It’s the end of the first year since ChatGPT and other AI tools exploded and went mainstream. It was going to be the end of dull copy.
For many small businesses, it seemed like the perfect answer. It was simple, and it was free. For some things, they’re brilliant tools.
But not infallible.
If you’ve ever asked for an image involving hands or faces, you might have discovered some shortcomings (count the fingers top right in this one). It’s helped but not solved the challenges for many small businesses for copy and content.
One year on, here’s the things that are still most challenging.
Crafting captivating website copy to attract more customers
SEO strategies, fancy user experiences—essential, yes, but not enough. The metric that matters? Attracting the right people, not just more people. To nail this, you’ve got to write for them.
Get cosy with your audience.
Know their desires, fears, and what makes them tick. Social media stalking might help, but so does understanding their cultural influences. What are they reading and watching? Where do they go and spend their time and money? You need to build up that knowledge.
Making compelling content
Features and benefits are fine, but they don’t light fires.
Emotion does. We watch the news for facts. You might think we want quiz shows for the facts, but it’s really all about the drama, the human rollercoaster of emotions.
Think less about the ‘what’ and more about the ‘why.’ Stories are your best friends here. Explore the seven story frameworks (I recently shared these) to inject life into your content.
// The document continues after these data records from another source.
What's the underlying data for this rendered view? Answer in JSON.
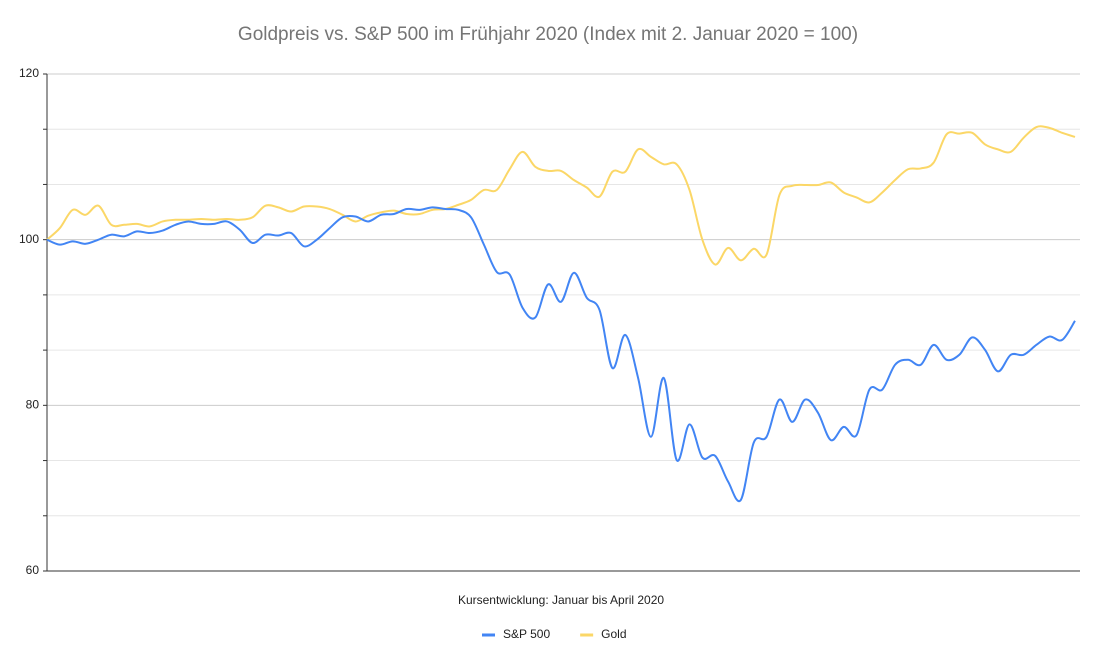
{
  "chart_data": {
    "type": "line",
    "title": "Goldpreis vs. S&P 500 im Frühjahr 2020 (Index mit 2. Januar 2020 = 100)",
    "x_label": "Kursentwicklung: Januar bis April 2020",
    "ylim": [
      60,
      120
    ],
    "yticks": [
      60,
      80,
      100,
      120
    ],
    "grid": true,
    "legend": "bottom",
    "series": [
      {
        "name": "S&P 500",
        "color": "#4285f4",
        "values": [
          100,
          99.4,
          99.8,
          99.5,
          100,
          100.6,
          100.4,
          101.0,
          100.8,
          101.1,
          101.8,
          102.2,
          101.9,
          101.9,
          102.2,
          101.2,
          99.6,
          100.6,
          100.5,
          100.8,
          99.2,
          100,
          101.4,
          102.7,
          102.8,
          102.2,
          103.0,
          103.1,
          103.7,
          103.6,
          103.9,
          103.7,
          103.6,
          102.7,
          99.4,
          96.1,
          95.8,
          91.8,
          90.6,
          94.6,
          92.5,
          96.0,
          93.0,
          91.5,
          84.5,
          88.5,
          83.3,
          76.2,
          83.3,
          73.4,
          77.7,
          73.7,
          73.9,
          70.8,
          68.6,
          75.5,
          76.2,
          80.7,
          78.0,
          80.7,
          79.1,
          75.8,
          77.4,
          76.4,
          81.9,
          81.9,
          84.9,
          85.5,
          84.9,
          87.3,
          85.5,
          86.1,
          88.2,
          86.7,
          84.1,
          86.1,
          86.1,
          87.3,
          88.3,
          87.9,
          90.2
        ]
      },
      {
        "name": "Gold",
        "color": "#fbd767",
        "values": [
          100,
          101.4,
          103.6,
          103.0,
          104.1,
          101.8,
          101.8,
          101.9,
          101.6,
          102.2,
          102.4,
          102.4,
          102.5,
          102.4,
          102.5,
          102.4,
          102.7,
          104.1,
          103.9,
          103.4,
          104.0,
          104.0,
          103.7,
          103.0,
          102.2,
          102.9,
          103.3,
          103.5,
          103.1,
          103.1,
          103.6,
          103.7,
          104.2,
          104.8,
          106.0,
          106.0,
          108.5,
          110.6,
          108.8,
          108.3,
          108.3,
          107.2,
          106.3,
          105.2,
          108.2,
          108.2,
          110.9,
          110.0,
          109.1,
          109.1,
          106.0,
          100.0,
          97.0,
          99.0,
          97.5,
          98.9,
          98.2,
          105.4,
          106.5,
          106.6,
          106.6,
          106.9,
          105.7,
          105.1,
          104.5,
          105.7,
          107.2,
          108.5,
          108.6,
          109.3,
          112.7,
          112.8,
          112.9,
          111.5,
          110.9,
          110.6,
          112.3,
          113.6,
          113.5,
          112.9,
          112.4
        ]
      }
    ]
  }
}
Creating emails that get opened and actioned
300 billion emails. Every single day.
Up from 144 billion in 2012.
And how many do we open?
Because it’s simple to dash off an email and press send, then we do. But rubbish in, rubbish out. The best thing I ever heard about writing email newsletters? The vital part of them is the letter part. Write for one person the way you’d write a letter to a friend.
You’d take the time to make it enjoyable. You’d know them well enough to know what they might be interested in outside of just the things you do. It should be a conversation starter, not just you shouting through their letterbox.
Help me sound more like Oatly
I don’t know how many times I’ve heard this. It’s the new version of “make us sound like Innocent”.
But here’s the rub: mimicking them doesn’t make you them. Oatly’s voice is rooted in their entire brand ethos. Find your own – authenticity trumps mimicry.
As the youngsters say, you need to do you.
Is AI helping?
Yes and no.
I’ve written before about smart ways to use it, and in that way, it can definitely help small business owners.
There are still a couple of challenges that remain.
Putting in the right prompt, with the right information and the right requested outputs, is just the start. If you’re using cheat sheets that you’ve seen, then remember many other people are using them too.
When everyone asks the same question, everyone gets the same answer. Produces the same content. Which eventually AI will scrape.
Producing more of the same answers. There will be a blandifying of answers and content.
The other challenge is taking the first answer. If you’re going to use AI, then refine, refine and refine.
Trust me, it’s what great copywriters do. Killing your darlings is hard, but even Shakespeare didn’t publish his first draft.
Not as fast as we thought
Whether you’re briefing a copywriter or AI, the inputs hugely sway the quality of the outputs. If you don’t have the time to work on the refining stage, then maybe 2024 is the time to go old school.
There’s a reason copywriters are still here.
What’s been your biggest content challenge this year? What are you going to do differently next year?